Where I shall play the gangster or the sheikh,

Kill for the love of killing, make the world my sofa,

Unzip the women and insult the meek.” (from Louis Macneice’s Autumn Journal, III)

 

“You above all who have come to the far end, victims

Of a run-down machine, who can bear it no longer;

Whether in easy chairs chafing at impotence

Or against hunger, bullies and spies preserving

The nerve for action, the spark of indignation – …”

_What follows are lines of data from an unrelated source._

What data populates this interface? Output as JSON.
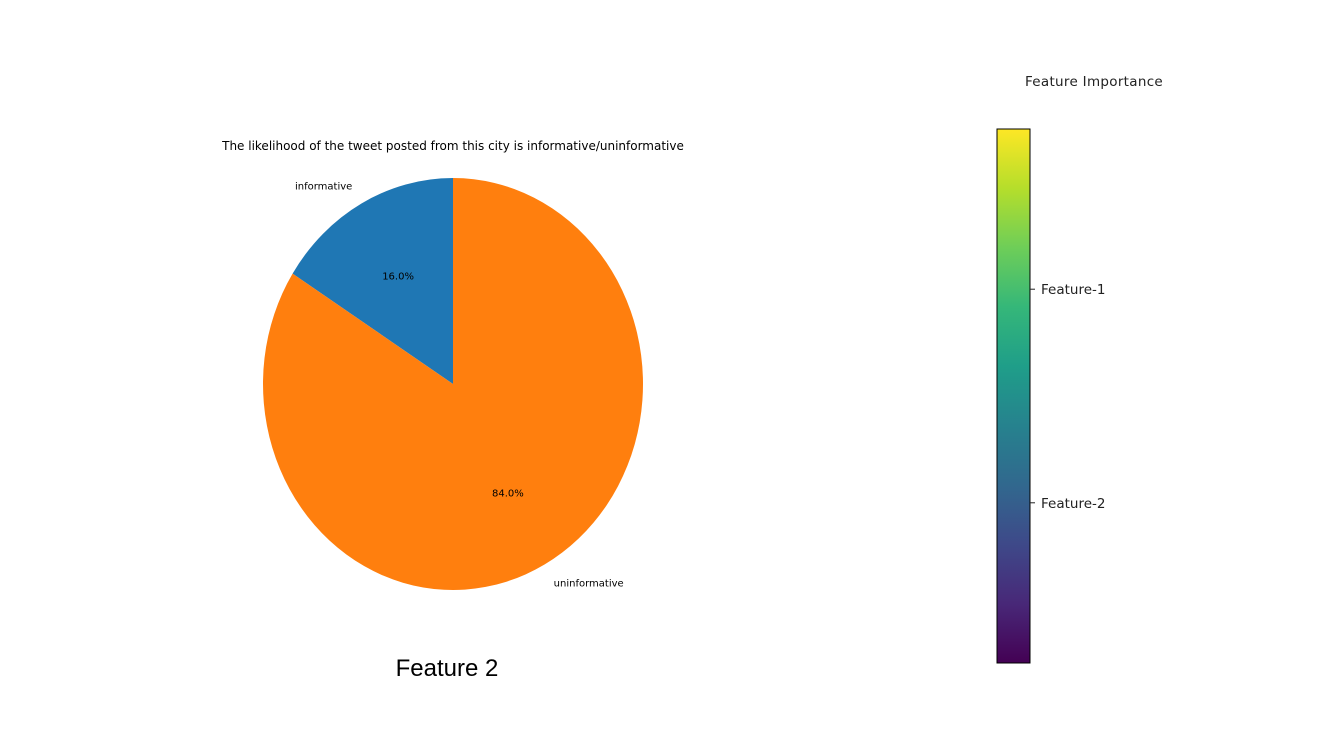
{
  "chart_data": [
    {
      "type": "pie",
      "title": "The likelihood of the tweet posted from this city is informative/uninformative",
      "slices": [
        {
          "label": "informative",
          "value": 16.0,
          "pct_label": "16.0%",
          "color": "#1f77b4"
        },
        {
          "label": "uninformative",
          "value": 84.0,
          "pct_label": "84.0%",
          "color": "#ff7f0e"
        }
      ],
      "start_angle_deg": 90,
      "direction": "counterclockwise",
      "caption": "Feature 2"
    },
    {
      "type": "colorbar",
      "title": "Feature Importance",
      "colormap": "viridis",
      "colormap_stops": [
        "#440154",
        "#482878",
        "#3e4989",
        "#31688e",
        "#26828e",
        "#1f9e89",
        "#35b779",
        "#6ece58",
        "#b5de2b",
        "#fde725"
      ],
      "range": [
        0,
        1
      ],
      "ticks": [
        {
          "label": "Feature-1",
          "value": 0.7
        },
        {
          "label": "Feature-2",
          "value": 0.3
        }
      ]
    }
  ]
}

(from C. Day Lewis’s The Magnetic Mountain, 32)

 

“Come with us, if you can, and, if not, go to hell

With your comfy chairs, your talk about the police,

Your doll wife, your cowardly life, your newspaper, your interests in the East,

You, there, who are so patriotic, you liar, you beast!”                       (from Rex Warner’s Hymn)

* * * * * * * * * * * * * * * * * * * * * * * * * * * * * * * * * * * * * * * * * * * * * * * * * *

My three grand-daughters (aged 3, 1 and 1) were imaginative and tasteful enough to buy me a copy of ‘Great Maps’ for Christmas, a beautiful coffee-table book  with ‘Smithsonian’ on the cover, which should have granted it the Golden Seal of Quality. Hence I was dismayed, when turning to page 47, to see that Al-Sharif Al-Idrisi’s remarkable world map of 1154 (now residing in the Bodleian) is described as ‘Entertainment for He Who Longs to Travel the  World’. This phrase appears three times on the page: it is not accidental.

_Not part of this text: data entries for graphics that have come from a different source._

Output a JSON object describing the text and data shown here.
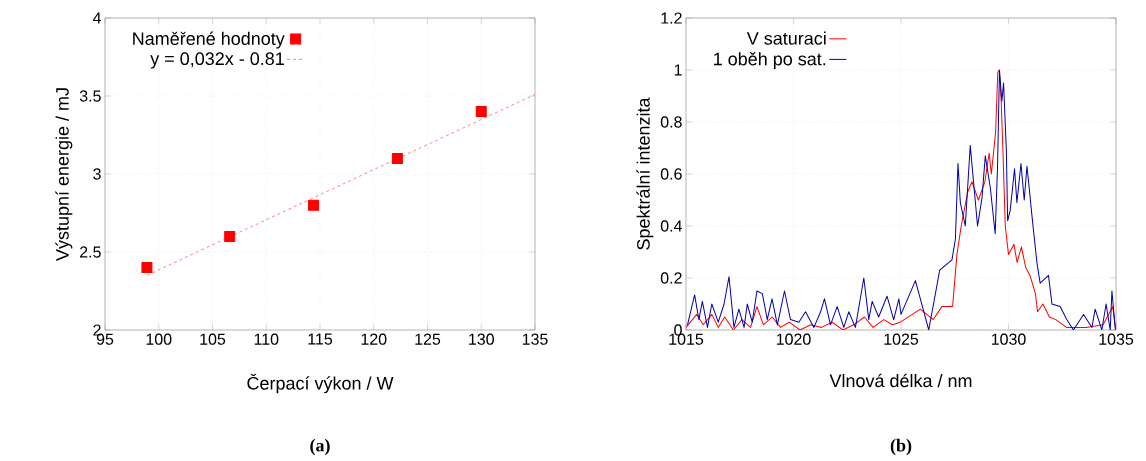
{
  "chart_data": [
    {
      "type": "scatter",
      "xlabel": "Čerpací výkon / W",
      "ylabel": "Výstupní energie / mJ",
      "annotations": [
        "(a)"
      ],
      "x": [
        98.9,
        106.6,
        114.4,
        122.2,
        130.0
      ],
      "series": [
        {
          "name": "Naměřené hodnoty",
          "color": "#ff0000",
          "marker": "square",
          "values": [
            2.4,
            2.6,
            2.8,
            3.1,
            3.4
          ]
        },
        {
          "name": "y = 0,032x - 0.81",
          "type": "line",
          "line_style": "dashed",
          "color": "#ff3030",
          "x": [
            98.9,
            135
          ],
          "values": [
            2.35,
            3.51
          ]
        }
      ],
      "xlim": [
        95,
        135
      ],
      "ylim": [
        2,
        4
      ],
      "xticks": [
        95,
        100,
        105,
        110,
        115,
        120,
        125,
        130,
        135
      ],
      "yticks": [
        2,
        2.5,
        3,
        3.5,
        4
      ],
      "grid": true,
      "legend": "top left"
    },
    {
      "type": "line",
      "xlabel": "Vlnová délka / nm",
      "ylabel": "Spektrální intenzita",
      "annotations": [
        "(b)"
      ],
      "series": [
        {
          "name": "V saturaci",
          "color": "#ff0000",
          "x": [
            1015.0,
            1015.5,
            1015.8,
            1016.2,
            1016.5,
            1016.8,
            1017.2,
            1017.6,
            1018.0,
            1018.3,
            1018.6,
            1019.0,
            1019.4,
            1019.8,
            1020.3,
            1020.8,
            1021.3,
            1021.8,
            1022.3,
            1022.8,
            1023.3,
            1023.7,
            1024.2,
            1024.6,
            1024.97,
            1025.9,
            1026.5,
            1026.9,
            1027.4,
            1027.6,
            1027.8,
            1028.1,
            1028.3,
            1028.6,
            1028.9,
            1029.1,
            1029.2,
            1029.4,
            1029.5,
            1029.57,
            1029.66,
            1029.74,
            1029.85,
            1030.0,
            1030.25,
            1030.4,
            1030.6,
            1030.8,
            1031.0,
            1031.25,
            1031.35,
            1031.6,
            1031.9,
            1032.2,
            1032.7,
            1033.6,
            1034.4,
            1034.85,
            1034.97
          ],
          "values": [
            0.01,
            0.06,
            0.02,
            0.06,
            0.01,
            0.05,
            0.0,
            0.04,
            0.01,
            0.09,
            0.02,
            0.05,
            0.01,
            0.03,
            0.0,
            0.02,
            0.01,
            0.03,
            0.0,
            0.02,
            0.05,
            0.01,
            0.04,
            0.02,
            0.03,
            0.08,
            0.04,
            0.09,
            0.09,
            0.29,
            0.4,
            0.53,
            0.57,
            0.5,
            0.57,
            0.68,
            0.6,
            0.76,
            0.99,
            1.0,
            0.88,
            0.69,
            0.4,
            0.29,
            0.33,
            0.26,
            0.32,
            0.24,
            0.21,
            0.14,
            0.07,
            0.1,
            0.05,
            0.04,
            0.01,
            0.01,
            0.02,
            0.09,
            0.01
          ]
        },
        {
          "name": "1 oběh po sat.",
          "color": "#0000aa",
          "x": [
            1015.07,
            1015.4,
            1015.6,
            1015.76,
            1016.0,
            1016.2,
            1016.5,
            1016.77,
            1017.0,
            1017.23,
            1017.46,
            1017.7,
            1017.85,
            1018.08,
            1018.3,
            1018.55,
            1018.78,
            1019.0,
            1019.25,
            1019.58,
            1019.86,
            1020.25,
            1020.56,
            1020.95,
            1021.26,
            1021.44,
            1021.72,
            1022.03,
            1022.34,
            1022.57,
            1022.88,
            1023.27,
            1023.5,
            1023.66,
            1023.96,
            1024.35,
            1024.66,
            1024.9,
            1025.0,
            1025.67,
            1026.29,
            1026.8,
            1027.37,
            1027.53,
            1027.65,
            1027.76,
            1027.99,
            1028.22,
            1028.56,
            1028.77,
            1028.92,
            1029.15,
            1029.38,
            1029.49,
            1029.58,
            1029.69,
            1029.77,
            1029.9,
            1029.96,
            1030.08,
            1030.28,
            1030.39,
            1030.58,
            1030.73,
            1030.86,
            1031.09,
            1031.32,
            1031.47,
            1031.86,
            1032.02,
            1032.4,
            1032.71,
            1033.02,
            1033.49,
            1033.88,
            1034.03,
            1034.34,
            1034.54,
            1034.73,
            1034.81,
            1034.97
          ],
          "values": [
            0.02,
            0.135,
            0.04,
            0.11,
            0.01,
            0.1,
            0.03,
            0.1,
            0.205,
            0.01,
            0.08,
            0.01,
            0.1,
            0.03,
            0.15,
            0.14,
            0.04,
            0.12,
            0.02,
            0.15,
            0.04,
            0.03,
            0.07,
            0.01,
            0.07,
            0.12,
            0.02,
            0.09,
            0.01,
            0.07,
            0.01,
            0.2,
            0.04,
            0.11,
            0.05,
            0.13,
            0.04,
            0.12,
            0.06,
            0.19,
            0.0,
            0.23,
            0.27,
            0.35,
            0.64,
            0.49,
            0.4,
            0.71,
            0.4,
            0.51,
            0.67,
            0.55,
            0.37,
            0.63,
            1.0,
            0.88,
            0.95,
            0.69,
            0.42,
            0.46,
            0.62,
            0.49,
            0.64,
            0.5,
            0.63,
            0.44,
            0.26,
            0.18,
            0.21,
            0.1,
            0.09,
            0.04,
            0.0,
            0.06,
            0.01,
            0.08,
            0.0,
            0.1,
            0.0,
            0.15,
            0.0
          ]
        }
      ],
      "xlim": [
        1015,
        1035
      ],
      "ylim": [
        0,
        1.2
      ],
      "xticks": [
        1015,
        1020,
        1025,
        1030,
        1035
      ],
      "yticks": [
        0,
        0.2,
        0.4,
        0.6,
        0.8,
        1,
        1.2
      ],
      "grid": true,
      "legend": "top left"
    }
  ]
}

Am I the last person on this earth who finds this ugly? For it should be ‘Entertainment for Him Who Longs to Travel the World’. (The pronoun goes with ‘for’, not with ‘who’.) A recent article in the Spectator predicted that the accusative case in the English language would soon disappear, and this is an excellent example of how it will happen. Some phrases take on a life of their own (e.g. ‘She Who Must Be Obeyed’, ‘you and I’) with the result that one reads such abominations as this, and ‘between you and I’. A related ugliness is the inappropriate use of ‘myself’ instead of ‘me’: so many even educated writers and speakers of English have become utterly confused about the distinction between ‘I’ and ‘me’ that they nearly always deploy ‘myself’ instead. In ‘So, Anyway  . . .’, John Cleese overall does very well in this respect, using ‘me’ correctly countless time, but even he fails towards the end (p 365), when he writes: ‘like Graham and I’. (Ugh! ’Like’ is a preposition, Cleese! Don’t you remember the lessons from ‘Romanes eunt domus’, in The Life of Brian?)

I have written to the editor of ‘Great Maps’, inquiring how such a gross mistake could have passed the watchful eyes of so many writers and editors. I am not hopeful of a reply.

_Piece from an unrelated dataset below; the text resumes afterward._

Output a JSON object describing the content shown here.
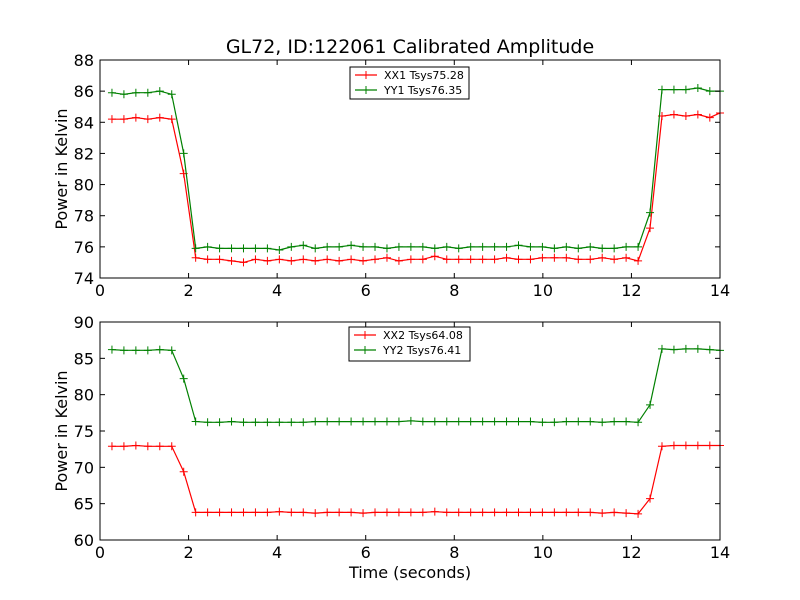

A very happy and syntactically pure 2015 to all my readers! The usual Commonplace updates occur, with December’s in their special file.                                                                                              (December 31, 2014)

 

1 Comment

Filed under Media, Personal

One Response to Cleeseana

  1. Pedant

    The Latin lesson in The Life of Brian did not (of course!) contain any instruction on the identification of prepositions; it was I think concerned with the correct declension (and case) of nouns, the application of the imperative mood, and the identification of the locative case.

    MHP (A level Cambridge 1967)

    PS Sounds a lovely book!

    PPS And I fully agree with your comments on the (mis)use of pronoun cases and of I/me/myself.

    PPPS Time for my article on the borrowing of themes by IF from RD (or was it vice versa?).